Now the German government is trying to put those hand-torn pieces back together, creating a giant jigsaw puzzle of life under a totalitarian state. Reporter Andrew Curry wrote about the efforts to assemble the puzzle in February’s Wired Magazine. He says the Stasi’s massive information-gathering effort was accomplished through bugging homes, tapping phones and recruiting an army of spies, professional and amateur. ANDREW CURRY: Hundreds of thousands of snitches who reported on their families, their coworkers, their friends in exchange for favors and promotions or just permission to travel abroad.
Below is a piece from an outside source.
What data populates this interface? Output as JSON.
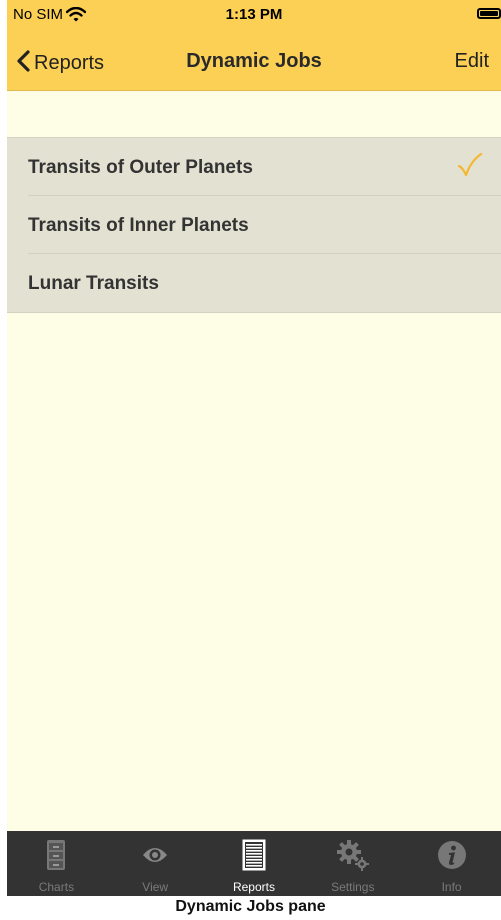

They estimated that at the end of the regime there were almost 160 shelf miles of paper.
Their central card catalog had 5.1 million names in it and there were several hundred more specialized card catalogs. The files on people sometimes reached into dozens of binders.
It’s interesting, because you never really know how the information will be used until it’s used. But if you let slip to your coworker that you had a thing for redheads, they would then know what kind of woman to have sit next to you at the bar the next night to maybe squeeze a little bit more information out of you. BOB GARFIELD: So even as the Wall was being torn down, stone by stone, brick by brick, Stasi employees were busy trying to destroy this vast archive. Why didn't they just burn the stuff? ANDREW CURRY: Well, I think if they could have set it on fire, they would have. The people of East Germany, who had been suppressed under this system for so long, were suddenly keeping a very close eye on the people who had been watching them for so long. And when a couple of regional offices did try and burn the stuff, citizens’ groups spontaneously organized to go in and seize the archives for themselves to prevent any further destruction. BOB GARFIELD: But eventually, of course, Stasi was driven entirely out of business and all of these shreds were in the hands of the people of Eastern Germany. Now there is this attempt to assemble them. It’s an extraordinary task. How is it being accomplished? ANDREW CURRY: If you think about a puzzle of the ocean, a human would look at that and sort all the blue pieces to one side, all the sand-colored pieces to another side so that you have less to work with. And the computer, when it looks at these fragments of paper, is doing much the same thing. It’s, say, sorting all the white pieces of paper off to one side and then white pieces of paper with typewriting on them and the white pieces of paper with typewriting and handwriting. And then it goes through and tries to fit together the edges.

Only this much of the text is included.